Rat moms find nursing their pups more rewarding than cocaine, a finding that may lead to a better understanding of the mother-infant bond in humans. Nursing is beneficial to both mother and infant, promoting maternal behavior while providing nutrition to the neonate, but the physiological mechanisms underlying the mother's motivation to nurse are not clear. Craig F. Ferris of the University of Massachusetts Medical School (Worcester, MA) and his colleagues used magnetic resonance imaging (MRI) to measure brain activity of lactating dams exposed to their pups and virgin females that had been injected with a bolus of cocaine. Both groups showed increased activity in the same brain region—the dopamine reward system (J. Neurosci., 5 January). When the researchers exposed lactating dams to cocaine, activity in this brain region dropped to below the level induced by suckling. These results suggest the evolution of a system to reward mothers that care for their young.

Stemming Hair Graying

Stem cell transplants may someday replace hair dye in the quest to conceal gray hair. A recent study by a group of Harvard researchers using melanocyte-tagged transgenic mice that show premature graying sheds some light on this mystery. The synthesis of melanin, the pigment that provides the hair's keratinocytes with color, is cytotoxic, leading some researchers to believe that the loss of differentiated melanocytes explains age-related graying of the hair. However, when David E. Fisher and his colleagues stained and analyzed mouse skin samples, they determined that graying is due to inefficient maintenance of the melanocyte stem cell population in the hair follicle (Science, published online 23 December 2004, doi: 10.1126/science.1099593). Analysis of human scalp tissue showed similar results. Aside from any potential cosmetic applications, understanding how melanocytes die naturally may be critical to devising ways to kill them in cases when they become melanoma, the deadliest form of skin cancer.

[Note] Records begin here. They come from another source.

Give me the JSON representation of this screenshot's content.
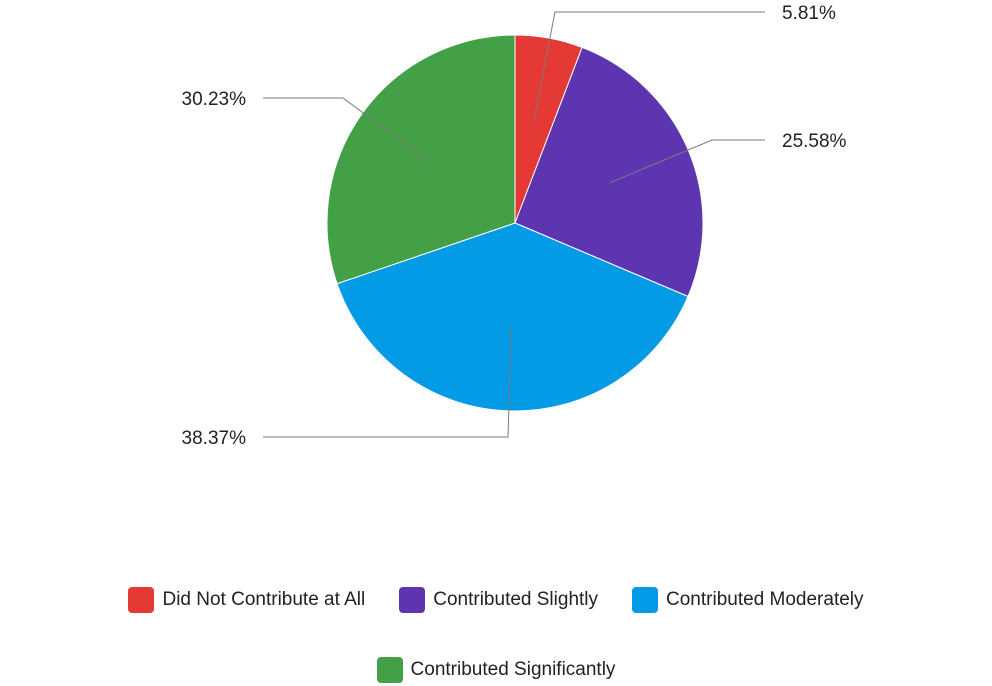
{
  "chart_data": {
    "type": "pie",
    "categories": [
      "Did Not Contribute at All",
      "Contributed Slightly",
      "Contributed Moderately",
      "Contributed Significantly"
    ],
    "values": [
      5.81,
      25.58,
      38.37,
      30.23
    ],
    "labels": [
      "5.81%",
      "25.58%",
      "38.37%",
      "30.23%"
    ],
    "colors": [
      "#e53935",
      "#5e35b1",
      "#039be5",
      "#43a047"
    ],
    "start_angle": "12 o'clock",
    "direction": "clockwise",
    "legend": "bottom"
  }
}
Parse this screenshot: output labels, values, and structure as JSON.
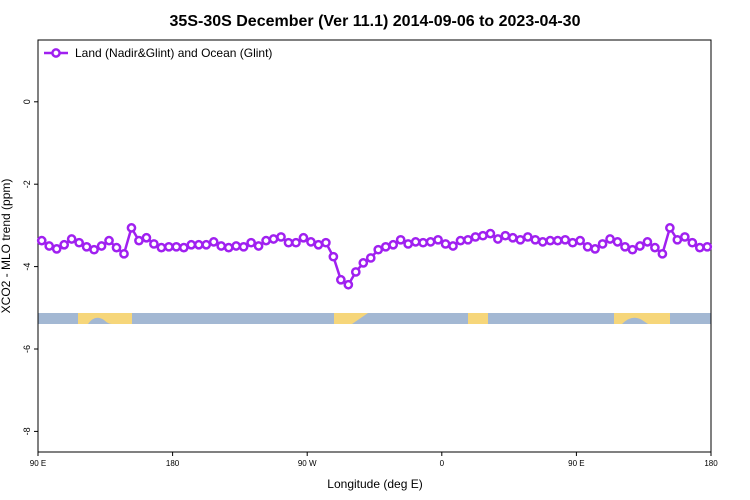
{
  "chart_data": {
    "type": "line",
    "title": "35S-30S December (Ver 11.1)   2014-09-06 to 2023-04-30",
    "x_label": "Longitude (deg E)",
    "y_label": "XCO2 - MLO trend (ppm)",
    "xlim": [
      90,
      540
    ],
    "ylim": [
      -8.5,
      1.5
    ],
    "xticks": [
      {
        "value": 90,
        "label": "90 E"
      },
      {
        "value": 180,
        "label": "180"
      },
      {
        "value": 270,
        "label": "90 W"
      },
      {
        "value": 360,
        "label": "0"
      },
      {
        "value": 450,
        "label": "90 E"
      },
      {
        "value": 540,
        "label": "180"
      }
    ],
    "yticks": [
      0,
      -2,
      -4,
      -6,
      -8
    ],
    "legend": "top-left",
    "x": [
      92.5,
      97.5,
      102.5,
      107.5,
      112.5,
      117.5,
      122.5,
      127.5,
      132.5,
      137.5,
      142.5,
      147.5,
      152.5,
      157.5,
      162.5,
      167.5,
      172.5,
      177.5,
      182.5,
      187.5,
      192.5,
      197.5,
      202.5,
      207.5,
      212.5,
      217.5,
      222.5,
      227.5,
      232.5,
      237.5,
      242.5,
      247.5,
      252.5,
      257.5,
      262.5,
      267.5,
      272.5,
      277.5,
      282.5,
      287.5,
      292.5,
      297.5,
      302.5,
      307.5,
      312.5,
      317.5,
      322.5,
      327.5,
      332.5,
      337.5,
      342.5,
      347.5,
      352.5,
      357.5,
      362.5,
      367.5,
      372.5,
      377.5,
      382.5,
      387.5,
      392.5,
      397.5,
      402.5,
      407.5,
      412.5,
      417.5,
      422.5,
      427.5,
      432.5,
      437.5,
      442.5,
      447.5,
      452.5,
      457.5,
      462.5,
      467.5,
      472.5,
      477.5,
      482.5,
      487.5,
      492.5,
      497.5,
      502.5,
      507.5,
      512.5,
      517.5,
      522.5,
      527.5,
      532.5,
      537.5
    ],
    "series": [
      {
        "name": "Land (Nadir&Glint) and Ocean (Glint)",
        "color": "#a020f0",
        "values": [
          -3.37,
          -3.5,
          -3.57,
          -3.47,
          -3.33,
          -3.42,
          -3.52,
          -3.59,
          -3.5,
          -3.37,
          -3.54,
          -3.69,
          -3.06,
          -3.37,
          -3.3,
          -3.45,
          -3.54,
          -3.52,
          -3.52,
          -3.54,
          -3.47,
          -3.47,
          -3.47,
          -3.4,
          -3.5,
          -3.54,
          -3.5,
          -3.52,
          -3.42,
          -3.5,
          -3.37,
          -3.33,
          -3.28,
          -3.42,
          -3.42,
          -3.3,
          -3.4,
          -3.47,
          -3.42,
          -3.76,
          -4.32,
          -4.44,
          -4.13,
          -3.91,
          -3.79,
          -3.59,
          -3.52,
          -3.47,
          -3.35,
          -3.45,
          -3.4,
          -3.42,
          -3.4,
          -3.35,
          -3.45,
          -3.5,
          -3.37,
          -3.35,
          -3.28,
          -3.25,
          -3.2,
          -3.33,
          -3.25,
          -3.3,
          -3.35,
          -3.28,
          -3.35,
          -3.4,
          -3.37,
          -3.37,
          -3.35,
          -3.42,
          -3.37,
          -3.52,
          -3.57,
          -3.45,
          -3.33,
          -3.4,
          -3.52,
          -3.59,
          -3.5,
          -3.4,
          -3.54,
          -3.69,
          -3.06,
          -3.35,
          -3.28,
          -3.42,
          -3.54,
          -3.52
        ]
      }
    ]
  }
}
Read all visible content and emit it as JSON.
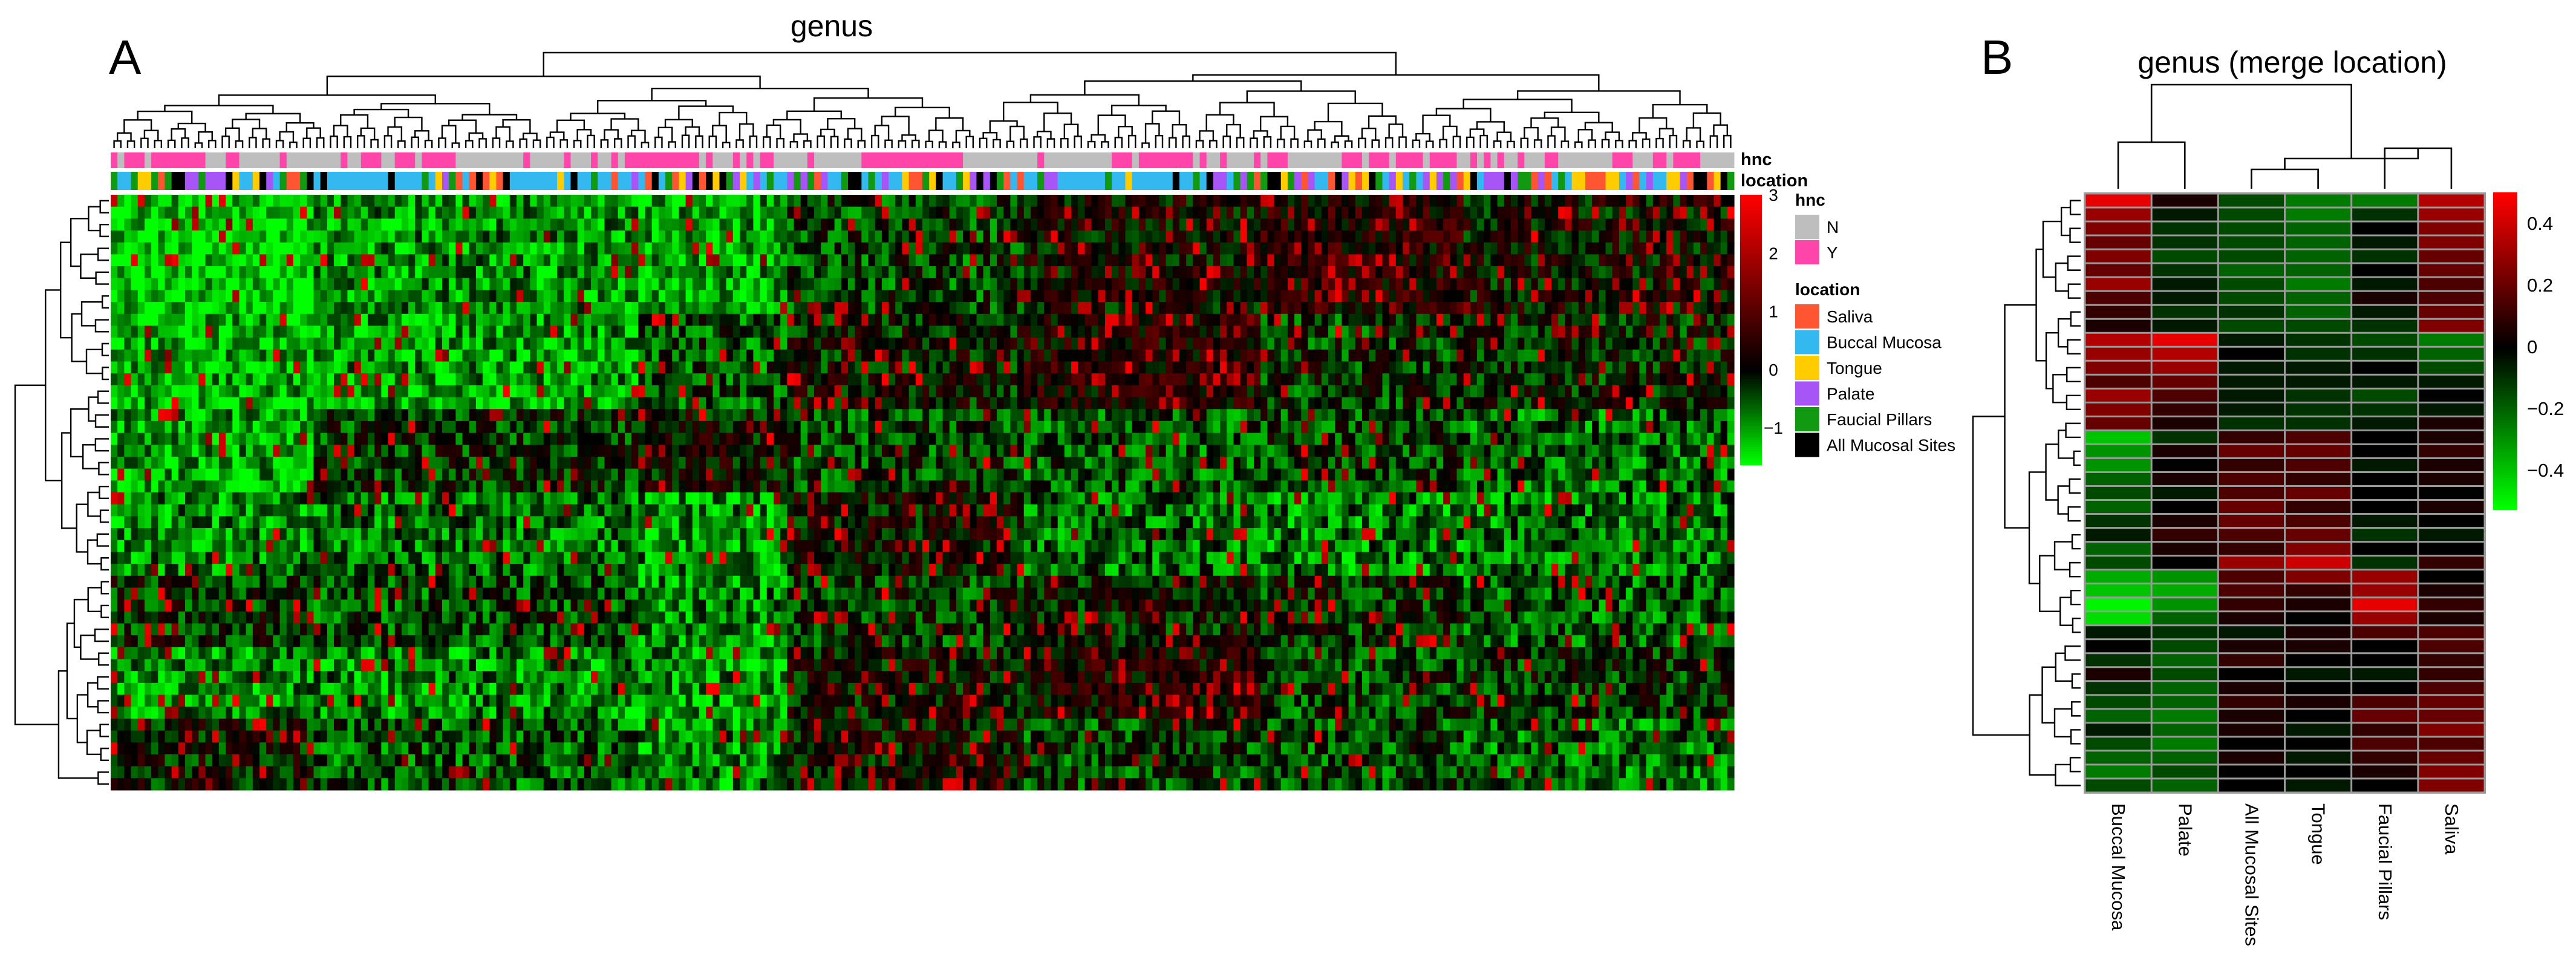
{
  "panel_a": {
    "letter": "A",
    "title": "genus",
    "annotation_labels": [
      "hnc",
      "location"
    ],
    "colorbar": {
      "min": -1.6,
      "max": 3,
      "ticks": [
        3,
        2,
        1,
        0,
        -1
      ],
      "tick_labels": [
        "3",
        "2",
        "1",
        "0",
        "−1"
      ]
    },
    "legend": {
      "hnc_title": "hnc",
      "hnc_items": [
        {
          "label": "N",
          "color": "#bebebe"
        },
        {
          "label": "Y",
          "color": "#ff44aa"
        }
      ],
      "location_title": "location",
      "location_items": [
        {
          "label": "Saliva",
          "color": "#ff5533"
        },
        {
          "label": "Buccal Mucosa",
          "color": "#33b8f0"
        },
        {
          "label": "Tongue",
          "color": "#ffcc00"
        },
        {
          "label": "Palate",
          "color": "#a855f7"
        },
        {
          "label": "Faucial Pillars",
          "color": "#119911"
        },
        {
          "label": "All Mucosal Sites",
          "color": "#000000"
        }
      ]
    }
  },
  "panel_b": {
    "letter": "B",
    "title": "genus (merge location)",
    "colorbar": {
      "min": -0.52,
      "max": 0.5,
      "ticks": [
        0.4,
        0.2,
        0,
        -0.2,
        -0.4
      ],
      "tick_labels": [
        "0.4",
        "0.2",
        "0",
        "−0.2",
        "−0.4"
      ]
    }
  },
  "chart_data": [
    {
      "type": "heatmap",
      "title": "genus",
      "rows": 50,
      "columns": 240,
      "color_scale": [
        "#00ff00",
        "#000000",
        "#ff0000"
      ],
      "value_range": [
        -1.6,
        3
      ],
      "column_annotations": [
        "hnc",
        "location"
      ],
      "note_values": "individual cell values are not printed; pattern reproduced approximately"
    },
    {
      "type": "heatmap",
      "title": "genus (merge location)",
      "columns": [
        "Buccal Mucosa",
        "Palate",
        "All Mucosal Sites",
        "Tongue",
        "Faucial Pillars",
        "Saliva"
      ],
      "rows": 43,
      "color_scale": [
        "#00ff00",
        "#000000",
        "#ff0000"
      ],
      "value_range": [
        -0.52,
        0.5
      ],
      "values": [
        [
          0.45,
          0.05,
          -0.15,
          -0.25,
          -0.25,
          0.35
        ],
        [
          0.3,
          -0.05,
          -0.15,
          -0.25,
          -0.1,
          0.3
        ],
        [
          0.25,
          -0.1,
          -0.15,
          -0.2,
          0.0,
          0.25
        ],
        [
          0.2,
          -0.1,
          -0.15,
          -0.2,
          -0.05,
          0.25
        ],
        [
          0.25,
          -0.15,
          -0.15,
          -0.2,
          -0.1,
          0.2
        ],
        [
          0.2,
          -0.1,
          -0.2,
          -0.2,
          0.0,
          0.2
        ],
        [
          0.3,
          -0.05,
          -0.15,
          -0.25,
          -0.05,
          0.15
        ],
        [
          0.15,
          -0.05,
          -0.15,
          -0.2,
          0.05,
          0.15
        ],
        [
          0.1,
          -0.1,
          -0.1,
          -0.2,
          -0.05,
          0.2
        ],
        [
          0.05,
          -0.05,
          -0.15,
          -0.15,
          -0.1,
          0.25
        ],
        [
          0.35,
          0.45,
          -0.05,
          -0.1,
          -0.15,
          -0.25
        ],
        [
          0.3,
          0.35,
          0.0,
          -0.1,
          -0.1,
          -0.2
        ],
        [
          0.25,
          0.3,
          -0.05,
          -0.05,
          0.0,
          -0.15
        ],
        [
          0.15,
          0.2,
          -0.05,
          -0.05,
          -0.05,
          -0.05
        ],
        [
          0.3,
          0.15,
          -0.05,
          -0.1,
          -0.15,
          0.0
        ],
        [
          0.25,
          0.1,
          -0.05,
          -0.1,
          -0.1,
          -0.05
        ],
        [
          0.2,
          0.05,
          -0.1,
          -0.1,
          -0.05,
          0.05
        ],
        [
          -0.4,
          -0.1,
          0.1,
          0.15,
          0.0,
          0.05
        ],
        [
          -0.3,
          0.05,
          0.2,
          0.2,
          0.0,
          0.1
        ],
        [
          -0.3,
          0.0,
          0.1,
          0.15,
          -0.05,
          0.05
        ],
        [
          -0.2,
          0.05,
          0.15,
          0.1,
          0.0,
          0.05
        ],
        [
          -0.15,
          -0.05,
          0.15,
          0.2,
          0.0,
          0.0
        ],
        [
          -0.2,
          0.0,
          0.2,
          0.1,
          0.0,
          0.05
        ],
        [
          -0.1,
          0.05,
          0.2,
          0.15,
          -0.05,
          0.0
        ],
        [
          -0.05,
          0.1,
          0.15,
          0.2,
          -0.1,
          -0.05
        ],
        [
          -0.2,
          0.05,
          0.1,
          0.25,
          0.0,
          0.0
        ],
        [
          -0.15,
          0.0,
          0.3,
          0.4,
          -0.1,
          0.1
        ],
        [
          -0.35,
          -0.3,
          0.15,
          0.25,
          0.3,
          0.0
        ],
        [
          -0.4,
          -0.35,
          0.15,
          0.1,
          0.3,
          0.05
        ],
        [
          -0.5,
          -0.3,
          0.1,
          0.05,
          0.45,
          0.1
        ],
        [
          -0.45,
          -0.2,
          0.05,
          0.0,
          0.3,
          0.05
        ],
        [
          -0.05,
          -0.1,
          -0.05,
          0.05,
          0.15,
          0.15
        ],
        [
          0.0,
          -0.15,
          0.05,
          0.05,
          0.0,
          0.15
        ],
        [
          -0.1,
          -0.2,
          0.1,
          0.0,
          0.0,
          0.1
        ],
        [
          0.05,
          -0.15,
          0.0,
          -0.05,
          -0.05,
          0.1
        ],
        [
          -0.1,
          -0.2,
          0.05,
          0.0,
          0.0,
          0.15
        ],
        [
          -0.15,
          -0.2,
          0.1,
          0.05,
          0.15,
          0.2
        ],
        [
          -0.2,
          -0.25,
          0.05,
          0.0,
          0.2,
          0.2
        ],
        [
          -0.05,
          -0.2,
          0.05,
          -0.05,
          0.1,
          0.25
        ],
        [
          -0.15,
          -0.25,
          0.0,
          0.0,
          0.15,
          0.15
        ],
        [
          -0.2,
          -0.2,
          0.05,
          -0.05,
          0.1,
          0.2
        ],
        [
          -0.25,
          -0.15,
          0.0,
          0.0,
          0.05,
          0.25
        ],
        [
          -0.15,
          -0.2,
          0.0,
          -0.05,
          0.0,
          0.25
        ]
      ]
    }
  ]
}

Arthritic Mice Reveal Molecule Involved in Disease Progression

Using a mutant mouse model, researchers have discovered a signaling molecule involved in the pathogenesis of osteoarthritis (OA). Inhibiting this molecule may be a way to treat this degenerative disease, which is the most common form of arthritis in humans. OA results from the breakdown of the cartilage that cushions joints, and causes pain and immobility. OA is often considered an inevitable result of aging, but it also has a genetic component, and mutations in type IX or XI collagens are associated with early-onset OA. A group led by Yefu Li of the Harvard School of Dental Medicine (Boston, MA) studied mice with a mutation in type XI collagen. These mice had increased levels of the protein discoidin domain receptor 2 (DDR2) in the cartilage cells of their knee joints (J. Biol. Chem., 7 January). Because DDR2 stimulates the production of the cartilage-degrading enzymes, it may be possible to slow the progression of OA using inhibitors of DDR2.